The standard deviation of the sample is:
## sd = 69.06549
I will thus conduct a t-test with μ = 10, n = 282 and x̅ = 20.32
# Functions used for t-test
t.plot <- function(pop.mean=0, alternative = 'two.sided', alpha = 0.05, t.score, df,
label = 'Student t distribution',title = 't-test'){
# Creating a sample normal distribution
range <- seq(pop.mean - 4, pop.mean + 4, by = 0.001)
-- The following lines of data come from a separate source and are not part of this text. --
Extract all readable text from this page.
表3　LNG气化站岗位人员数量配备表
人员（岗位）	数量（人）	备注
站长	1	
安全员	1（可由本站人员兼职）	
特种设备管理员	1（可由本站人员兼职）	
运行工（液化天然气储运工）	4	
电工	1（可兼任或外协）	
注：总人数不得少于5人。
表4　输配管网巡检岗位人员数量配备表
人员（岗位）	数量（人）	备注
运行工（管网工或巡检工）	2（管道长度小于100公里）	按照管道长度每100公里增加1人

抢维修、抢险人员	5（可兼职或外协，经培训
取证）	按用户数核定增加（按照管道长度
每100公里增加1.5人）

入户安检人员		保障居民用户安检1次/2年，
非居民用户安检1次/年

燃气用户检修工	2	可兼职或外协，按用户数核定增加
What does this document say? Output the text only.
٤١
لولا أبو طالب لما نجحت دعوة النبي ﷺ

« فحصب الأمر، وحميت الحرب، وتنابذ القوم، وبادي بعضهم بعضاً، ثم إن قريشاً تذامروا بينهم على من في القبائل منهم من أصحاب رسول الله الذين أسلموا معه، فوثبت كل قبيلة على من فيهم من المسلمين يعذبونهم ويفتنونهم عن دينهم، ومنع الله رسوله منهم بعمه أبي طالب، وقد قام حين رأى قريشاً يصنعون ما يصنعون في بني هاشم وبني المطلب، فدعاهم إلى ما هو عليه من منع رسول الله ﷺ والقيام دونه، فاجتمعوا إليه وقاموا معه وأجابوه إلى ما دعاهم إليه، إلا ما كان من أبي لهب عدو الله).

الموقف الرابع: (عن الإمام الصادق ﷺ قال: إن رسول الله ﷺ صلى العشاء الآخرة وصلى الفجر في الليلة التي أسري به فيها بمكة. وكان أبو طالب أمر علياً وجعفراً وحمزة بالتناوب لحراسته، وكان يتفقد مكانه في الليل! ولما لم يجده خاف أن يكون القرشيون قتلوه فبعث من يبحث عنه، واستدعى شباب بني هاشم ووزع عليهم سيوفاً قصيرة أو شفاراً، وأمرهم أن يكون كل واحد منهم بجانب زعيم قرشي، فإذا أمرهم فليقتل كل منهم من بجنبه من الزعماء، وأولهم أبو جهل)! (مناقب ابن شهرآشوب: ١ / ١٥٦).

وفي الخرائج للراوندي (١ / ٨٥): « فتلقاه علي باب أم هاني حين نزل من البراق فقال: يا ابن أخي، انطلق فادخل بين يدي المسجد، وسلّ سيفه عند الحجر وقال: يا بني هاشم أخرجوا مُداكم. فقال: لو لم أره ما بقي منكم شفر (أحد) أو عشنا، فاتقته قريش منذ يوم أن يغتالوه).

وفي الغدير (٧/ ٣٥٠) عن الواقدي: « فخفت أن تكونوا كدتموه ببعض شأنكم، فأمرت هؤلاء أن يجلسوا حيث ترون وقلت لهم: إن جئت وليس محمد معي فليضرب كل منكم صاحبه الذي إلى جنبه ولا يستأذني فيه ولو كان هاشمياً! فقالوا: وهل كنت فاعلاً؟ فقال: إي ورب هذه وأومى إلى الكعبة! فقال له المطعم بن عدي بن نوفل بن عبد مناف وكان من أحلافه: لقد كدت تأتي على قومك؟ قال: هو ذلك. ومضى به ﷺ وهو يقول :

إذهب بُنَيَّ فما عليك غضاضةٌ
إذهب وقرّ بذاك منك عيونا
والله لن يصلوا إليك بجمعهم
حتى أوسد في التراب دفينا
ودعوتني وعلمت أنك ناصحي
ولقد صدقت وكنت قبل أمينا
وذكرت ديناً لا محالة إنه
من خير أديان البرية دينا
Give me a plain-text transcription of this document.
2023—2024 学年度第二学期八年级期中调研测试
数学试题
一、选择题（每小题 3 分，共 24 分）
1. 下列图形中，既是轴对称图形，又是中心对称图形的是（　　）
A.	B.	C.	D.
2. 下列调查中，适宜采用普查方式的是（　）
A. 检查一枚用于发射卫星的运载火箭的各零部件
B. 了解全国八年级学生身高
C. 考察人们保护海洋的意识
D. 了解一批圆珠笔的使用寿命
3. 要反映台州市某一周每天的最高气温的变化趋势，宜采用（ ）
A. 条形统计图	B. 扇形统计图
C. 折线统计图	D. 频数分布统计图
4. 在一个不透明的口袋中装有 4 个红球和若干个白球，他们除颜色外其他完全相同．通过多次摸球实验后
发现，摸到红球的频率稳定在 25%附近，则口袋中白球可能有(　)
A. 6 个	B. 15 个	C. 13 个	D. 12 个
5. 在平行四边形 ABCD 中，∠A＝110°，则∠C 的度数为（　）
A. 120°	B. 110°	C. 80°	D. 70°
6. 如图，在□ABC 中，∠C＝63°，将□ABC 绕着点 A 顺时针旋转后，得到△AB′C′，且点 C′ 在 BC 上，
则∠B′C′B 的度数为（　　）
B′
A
t.dist <- data.frame(range = range, dist = dt(x = range, ncp = pop.mean, df = df)) %>%
dplyr::mutate(H0 = case_when(alternative == 'two.sided' ~ if_else((range <= qt(p = 1-alpha/2,
ncp = pop.mean,
df = df,
lower.tail = TRUE)) &
(range >= qt(p = 1-alpha/2,
ncp = pop.mean,
df = df,
lower.tail = FALSE)),
'Retain', 'Reject'),
alternative == 'greater' ~ if_else(range <= qt(p = 1-alpha,
ncp = pop.mean,
df = df,
lower.tail = TRUE),
'Retain', 'Reject'),
alternative == 'less' ~ if_else(range >= qt(p = 1-alpha,
ncp = pop.mean,
df = df,
lower.tail = FALSE),
'Retain', 'Reject')))
# Plotting sampling distribution and x_bar value with cutoff
ggplot(data = t.dist, aes(x = range,y = dist)) +
geom_area(aes(fill = H0)) +
scale_color_manual(drop = TRUE, values = c('Retain' = "#00BFC4", 'Reject' = "#F8766D"), aesthetics = 'fill') +
geom_vline(xintercept = t.score, size = 2) +
geom_text(aes(x = t.score, label = paste0('t statistic = ', round(t.score,3)), y = mean(dist)), colour="blue", vjust = 1.2) +
labs(x = label, y='Density', title = title) +
theme_minimal()+theme(legend.position="bottom")
}
t_soln <- t.test(attendance$diff.out.time,mu = 10, alternative = 'greater')
t.plot(t.score = t_soln$statistic, df = t_soln$parameter, alternative = 'greater',
title = 'Out time difference (minutes)')
print(t_soln)
##
## One Sample t-test
##
## data: attendance$diff.out.time
## t = 2.5099 mins, df = 281, p-value = 0.006319 mins
## alternative hypothesis: true mean is greater than 10
## 95 percent confidence interval:
## 13.53538 mins Inf mins
## sample estimates:
## Time difference of 20.3227 mins
As p < α, where α = 0.05. Hence, rejecting the Null Hypothesis. Even by doing a t-test, I am rejecting the null hypothesis.